The position of the twelfth man in opposition to eleven stubborn jurors is one which the judge is not afraid to take in a world which loves to have unanimous action and where kickers are generally made uncomfortable.[8]
In 1881, Dupré married Julia B. Estilette (1860–1944) of Opelousas, the daughter of his law partner, E. D. Estilette. She was born in New Haven, Connecticut, where her father was attending Yale University. E. D. Estilette was a judge and in 1876 the Speaker of the Louisiana House of Representatives. The couple had four children, including twin daughters, a son, and a third daughter. He was a member of the Benevolent and Protective Order of Elks. Dupré outlived his wife by two years. They are interred along with other family members at the Myrtle Grove Cemetery in Opelousas.[1]

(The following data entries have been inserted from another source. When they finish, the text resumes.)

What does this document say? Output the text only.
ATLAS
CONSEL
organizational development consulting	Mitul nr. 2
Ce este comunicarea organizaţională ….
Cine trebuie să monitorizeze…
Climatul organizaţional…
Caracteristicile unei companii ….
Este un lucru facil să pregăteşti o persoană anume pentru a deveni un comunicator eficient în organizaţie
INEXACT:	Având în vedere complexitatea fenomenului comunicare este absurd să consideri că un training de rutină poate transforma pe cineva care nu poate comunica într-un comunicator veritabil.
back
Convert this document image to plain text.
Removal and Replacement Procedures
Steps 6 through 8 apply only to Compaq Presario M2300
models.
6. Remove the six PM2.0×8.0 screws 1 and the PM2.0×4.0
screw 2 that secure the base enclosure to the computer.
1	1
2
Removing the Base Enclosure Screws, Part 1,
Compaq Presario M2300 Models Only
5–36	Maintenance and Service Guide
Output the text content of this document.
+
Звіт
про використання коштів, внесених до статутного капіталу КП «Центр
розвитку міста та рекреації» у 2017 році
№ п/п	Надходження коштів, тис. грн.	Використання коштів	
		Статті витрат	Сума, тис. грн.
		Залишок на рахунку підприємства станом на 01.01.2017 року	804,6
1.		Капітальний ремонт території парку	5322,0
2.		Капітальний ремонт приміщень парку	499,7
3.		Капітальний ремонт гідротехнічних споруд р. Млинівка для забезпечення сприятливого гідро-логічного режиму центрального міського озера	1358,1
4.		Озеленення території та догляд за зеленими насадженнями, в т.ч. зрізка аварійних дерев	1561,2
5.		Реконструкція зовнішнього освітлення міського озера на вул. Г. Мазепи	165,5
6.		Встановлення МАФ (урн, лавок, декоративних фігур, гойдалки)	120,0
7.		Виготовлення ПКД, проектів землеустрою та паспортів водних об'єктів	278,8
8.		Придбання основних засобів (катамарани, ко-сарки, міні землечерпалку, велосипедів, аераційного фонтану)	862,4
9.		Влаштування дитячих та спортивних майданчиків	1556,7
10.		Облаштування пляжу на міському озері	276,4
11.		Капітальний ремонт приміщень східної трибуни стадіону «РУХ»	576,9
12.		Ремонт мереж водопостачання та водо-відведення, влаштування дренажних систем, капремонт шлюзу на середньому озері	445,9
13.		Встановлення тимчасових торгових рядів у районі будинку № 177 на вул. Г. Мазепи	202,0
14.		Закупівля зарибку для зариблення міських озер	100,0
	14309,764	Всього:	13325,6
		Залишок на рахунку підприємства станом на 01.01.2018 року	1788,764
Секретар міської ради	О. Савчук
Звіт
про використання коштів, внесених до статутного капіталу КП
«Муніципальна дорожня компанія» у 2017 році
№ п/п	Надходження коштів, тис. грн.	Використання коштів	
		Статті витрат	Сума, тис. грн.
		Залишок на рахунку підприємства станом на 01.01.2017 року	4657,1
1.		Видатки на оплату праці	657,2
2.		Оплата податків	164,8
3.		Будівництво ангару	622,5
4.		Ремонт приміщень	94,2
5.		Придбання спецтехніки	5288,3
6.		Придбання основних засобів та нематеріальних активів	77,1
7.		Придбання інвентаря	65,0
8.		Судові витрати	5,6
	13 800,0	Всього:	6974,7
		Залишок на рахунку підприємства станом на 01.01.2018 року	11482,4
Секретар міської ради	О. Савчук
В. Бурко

To retaliate against Dupré, Long had a hole drilled in the roof directly above Dupre's office in the Old Louisiana State Capitol to punish Dupré for the lawmaker's opposition to a new capitol building. When he demanded that Governor Huey Long repair the problem at once, Long said that he would do so only if Dupré would vote for the planned new Louisiana State Capitol building, to be built in skyscraper format. When Dupré refused to commit his vote, Long told him, "Die, damn you, in the faith!"[3]
Long then noted that Dupré "was much amused and almost came over."[3]